Il n'était pas pressé de me parler, c'était évident. Il eût pu me parler dans la matinée. Je ne le provoquais pas, mais j'étais loin de le fuir. Un aparté tranquille s'offrit à lui et à moi dans le jardin; il ne fit rien pour en profiter et se laissa entraîner par la petite Voulasne qui tenait à l'initier au tennis. Toute l'après-midi, je boudai dans ma chambre. Le soir se passa comme la veille, sauf qu'à table, il se mêla à la conversation des joueurs de tennis: il s'amusait à s'initier au jeu. Les saillies de Pipette, qui parfois étaient inouïes, le faisaient rire. A table, de côté, j'apercevais ses dents, quand il riait, et je voyais à sa physionomie une expression inconnue de moi. Cette expression n'était pas celle qui me plaisait mais, par contraste, elle avivait le souvenir de celle que j'aimais; je me torturais du regret de ce que je ne trouvais plus en lui, et j'étais jalouse de l'agrément qu'il semblait prendre en disant des bêtises avec des jeunes filles, des enfants!...

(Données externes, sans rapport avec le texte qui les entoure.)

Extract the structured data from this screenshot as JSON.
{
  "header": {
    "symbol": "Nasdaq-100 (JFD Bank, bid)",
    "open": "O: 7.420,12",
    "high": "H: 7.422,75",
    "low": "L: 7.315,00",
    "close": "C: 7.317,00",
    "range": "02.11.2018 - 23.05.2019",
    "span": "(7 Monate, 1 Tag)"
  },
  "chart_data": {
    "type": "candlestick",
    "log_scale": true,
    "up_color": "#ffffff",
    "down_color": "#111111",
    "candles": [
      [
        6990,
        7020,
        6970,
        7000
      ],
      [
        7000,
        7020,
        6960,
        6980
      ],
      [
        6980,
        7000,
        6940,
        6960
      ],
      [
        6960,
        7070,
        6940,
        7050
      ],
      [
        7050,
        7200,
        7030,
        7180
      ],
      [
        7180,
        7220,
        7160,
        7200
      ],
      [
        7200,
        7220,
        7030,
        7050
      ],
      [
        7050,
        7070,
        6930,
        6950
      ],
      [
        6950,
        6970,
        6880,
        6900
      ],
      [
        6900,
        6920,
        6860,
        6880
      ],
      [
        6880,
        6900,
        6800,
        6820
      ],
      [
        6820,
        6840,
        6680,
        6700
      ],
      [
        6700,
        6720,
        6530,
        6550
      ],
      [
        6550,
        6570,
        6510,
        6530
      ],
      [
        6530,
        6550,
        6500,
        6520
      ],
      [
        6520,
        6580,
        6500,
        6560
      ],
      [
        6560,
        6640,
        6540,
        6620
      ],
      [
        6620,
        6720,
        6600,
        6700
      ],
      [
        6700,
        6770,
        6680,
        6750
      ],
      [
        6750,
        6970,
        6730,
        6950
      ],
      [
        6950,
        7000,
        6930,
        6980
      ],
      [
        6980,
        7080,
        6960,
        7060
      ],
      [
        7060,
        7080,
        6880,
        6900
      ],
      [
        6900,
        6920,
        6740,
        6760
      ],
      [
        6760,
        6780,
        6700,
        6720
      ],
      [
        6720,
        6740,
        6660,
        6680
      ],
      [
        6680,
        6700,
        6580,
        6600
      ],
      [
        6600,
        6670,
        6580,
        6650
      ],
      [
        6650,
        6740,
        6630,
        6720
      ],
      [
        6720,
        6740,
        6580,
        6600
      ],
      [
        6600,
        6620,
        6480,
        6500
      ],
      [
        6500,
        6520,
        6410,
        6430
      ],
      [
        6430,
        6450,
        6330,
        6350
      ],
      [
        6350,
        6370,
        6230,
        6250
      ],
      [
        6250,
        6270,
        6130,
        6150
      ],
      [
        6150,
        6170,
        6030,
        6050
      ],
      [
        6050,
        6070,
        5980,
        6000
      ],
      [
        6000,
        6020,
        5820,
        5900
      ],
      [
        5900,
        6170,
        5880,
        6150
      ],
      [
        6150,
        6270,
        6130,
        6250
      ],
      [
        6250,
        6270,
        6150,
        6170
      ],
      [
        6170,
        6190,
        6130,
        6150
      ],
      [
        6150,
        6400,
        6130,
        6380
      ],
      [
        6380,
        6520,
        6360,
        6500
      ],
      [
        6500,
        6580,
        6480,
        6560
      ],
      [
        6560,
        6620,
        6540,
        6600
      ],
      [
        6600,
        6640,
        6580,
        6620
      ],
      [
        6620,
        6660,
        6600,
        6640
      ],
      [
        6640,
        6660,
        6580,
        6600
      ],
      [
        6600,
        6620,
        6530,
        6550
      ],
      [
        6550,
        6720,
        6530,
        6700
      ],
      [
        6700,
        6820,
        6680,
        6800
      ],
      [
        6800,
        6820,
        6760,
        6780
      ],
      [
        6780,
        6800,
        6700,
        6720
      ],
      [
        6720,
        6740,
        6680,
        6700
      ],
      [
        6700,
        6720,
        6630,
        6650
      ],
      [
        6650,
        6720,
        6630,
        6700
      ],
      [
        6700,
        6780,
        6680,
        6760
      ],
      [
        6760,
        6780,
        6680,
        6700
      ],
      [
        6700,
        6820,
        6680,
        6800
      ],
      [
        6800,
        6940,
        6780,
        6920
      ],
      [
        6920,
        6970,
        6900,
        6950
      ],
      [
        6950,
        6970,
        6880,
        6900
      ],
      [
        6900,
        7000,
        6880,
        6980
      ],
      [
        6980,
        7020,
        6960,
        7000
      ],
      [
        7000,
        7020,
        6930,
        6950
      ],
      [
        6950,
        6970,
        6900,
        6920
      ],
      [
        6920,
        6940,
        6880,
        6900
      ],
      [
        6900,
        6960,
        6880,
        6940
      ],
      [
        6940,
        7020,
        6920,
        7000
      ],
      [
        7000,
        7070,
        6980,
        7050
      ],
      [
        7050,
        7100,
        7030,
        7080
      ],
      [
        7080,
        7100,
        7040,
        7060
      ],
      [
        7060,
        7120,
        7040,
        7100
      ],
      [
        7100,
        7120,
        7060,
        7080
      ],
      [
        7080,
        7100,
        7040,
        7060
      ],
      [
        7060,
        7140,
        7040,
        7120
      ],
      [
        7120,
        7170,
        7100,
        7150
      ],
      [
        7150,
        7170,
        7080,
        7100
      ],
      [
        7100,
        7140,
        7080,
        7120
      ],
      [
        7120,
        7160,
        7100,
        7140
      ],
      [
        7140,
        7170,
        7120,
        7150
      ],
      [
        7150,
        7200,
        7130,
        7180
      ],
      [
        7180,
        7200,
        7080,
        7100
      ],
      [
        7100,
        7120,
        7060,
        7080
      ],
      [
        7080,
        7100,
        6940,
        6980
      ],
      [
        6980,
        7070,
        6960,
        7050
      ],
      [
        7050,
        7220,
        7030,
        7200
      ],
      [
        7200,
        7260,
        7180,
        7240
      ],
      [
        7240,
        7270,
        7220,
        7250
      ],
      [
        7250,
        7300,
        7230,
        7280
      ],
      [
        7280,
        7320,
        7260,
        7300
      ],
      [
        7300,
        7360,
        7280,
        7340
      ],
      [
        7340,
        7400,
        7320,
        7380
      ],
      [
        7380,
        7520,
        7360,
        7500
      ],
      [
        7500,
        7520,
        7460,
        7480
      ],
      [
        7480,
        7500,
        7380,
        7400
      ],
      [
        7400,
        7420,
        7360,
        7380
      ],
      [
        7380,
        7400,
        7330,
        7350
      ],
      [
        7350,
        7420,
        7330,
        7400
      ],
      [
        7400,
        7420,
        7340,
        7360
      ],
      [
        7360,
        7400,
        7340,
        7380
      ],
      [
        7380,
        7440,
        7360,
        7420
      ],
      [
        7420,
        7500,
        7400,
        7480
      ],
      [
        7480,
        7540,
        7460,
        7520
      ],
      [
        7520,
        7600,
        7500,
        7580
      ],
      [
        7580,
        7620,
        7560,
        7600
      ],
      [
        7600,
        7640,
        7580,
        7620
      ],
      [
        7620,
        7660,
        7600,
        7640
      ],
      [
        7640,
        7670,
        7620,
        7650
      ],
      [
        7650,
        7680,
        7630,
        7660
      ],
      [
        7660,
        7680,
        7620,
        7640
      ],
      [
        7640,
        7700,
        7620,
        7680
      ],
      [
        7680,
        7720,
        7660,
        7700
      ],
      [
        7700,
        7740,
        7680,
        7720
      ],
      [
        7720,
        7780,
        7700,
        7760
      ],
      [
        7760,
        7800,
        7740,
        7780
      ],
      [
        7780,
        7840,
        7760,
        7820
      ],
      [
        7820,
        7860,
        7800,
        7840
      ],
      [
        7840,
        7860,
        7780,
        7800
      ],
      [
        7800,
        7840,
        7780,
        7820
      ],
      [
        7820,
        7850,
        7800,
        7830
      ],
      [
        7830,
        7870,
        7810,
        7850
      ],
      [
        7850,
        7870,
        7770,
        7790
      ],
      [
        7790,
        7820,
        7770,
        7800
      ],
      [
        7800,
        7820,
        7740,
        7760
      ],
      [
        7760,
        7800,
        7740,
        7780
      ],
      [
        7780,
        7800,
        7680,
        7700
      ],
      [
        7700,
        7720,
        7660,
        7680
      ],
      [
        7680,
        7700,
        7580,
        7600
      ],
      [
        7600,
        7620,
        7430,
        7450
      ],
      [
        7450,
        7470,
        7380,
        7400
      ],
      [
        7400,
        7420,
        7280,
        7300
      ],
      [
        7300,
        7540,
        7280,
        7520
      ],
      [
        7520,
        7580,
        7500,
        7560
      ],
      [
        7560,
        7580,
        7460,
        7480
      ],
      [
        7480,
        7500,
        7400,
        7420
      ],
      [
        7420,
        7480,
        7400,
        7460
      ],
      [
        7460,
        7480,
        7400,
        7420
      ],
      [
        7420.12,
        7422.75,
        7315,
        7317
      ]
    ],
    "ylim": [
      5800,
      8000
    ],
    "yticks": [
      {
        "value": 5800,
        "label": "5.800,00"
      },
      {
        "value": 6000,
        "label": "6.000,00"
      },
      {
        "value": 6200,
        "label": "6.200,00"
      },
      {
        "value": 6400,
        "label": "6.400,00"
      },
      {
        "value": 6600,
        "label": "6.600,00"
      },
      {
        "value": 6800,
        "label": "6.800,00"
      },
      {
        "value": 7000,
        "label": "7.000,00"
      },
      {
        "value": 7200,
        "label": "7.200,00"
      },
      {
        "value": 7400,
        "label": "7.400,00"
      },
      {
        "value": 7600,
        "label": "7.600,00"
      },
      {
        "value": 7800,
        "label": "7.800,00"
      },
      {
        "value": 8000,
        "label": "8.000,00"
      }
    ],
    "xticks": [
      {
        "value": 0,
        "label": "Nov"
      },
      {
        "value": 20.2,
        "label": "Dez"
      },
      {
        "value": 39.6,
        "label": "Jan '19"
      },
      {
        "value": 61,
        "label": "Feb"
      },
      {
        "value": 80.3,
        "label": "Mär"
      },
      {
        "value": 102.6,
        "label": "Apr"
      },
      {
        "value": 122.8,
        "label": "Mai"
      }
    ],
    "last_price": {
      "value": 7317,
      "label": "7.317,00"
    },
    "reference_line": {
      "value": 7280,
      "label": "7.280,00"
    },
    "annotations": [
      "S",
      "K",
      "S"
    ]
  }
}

Tout à coup, le lendemain, dans l'escalier, en descendant, c'est-à-dire dans l'endroit le moins propre à prolonger un entretien, où nous pouvions et devions être interrompus à chaque seconde, il me rencontra et me dit:

—J'aurais voulu vous épargner la vue d'un homme qui vous a offensée...

—Offensée?...

—Oh! dit-il, vous voulez avoir oublié...

Et il ajouta, sur un ton de résignation douloureuse, mais qui me parut singulier:

—On n'oublie pas!...

Ce qui voulait dire probablement: «Vous ne pouvez avoir oublié que je vous ai offensée, et moi, je ne puis vous oublier...»

C'était correct. Pourquoi cela me parut-il plus correct que convaincu?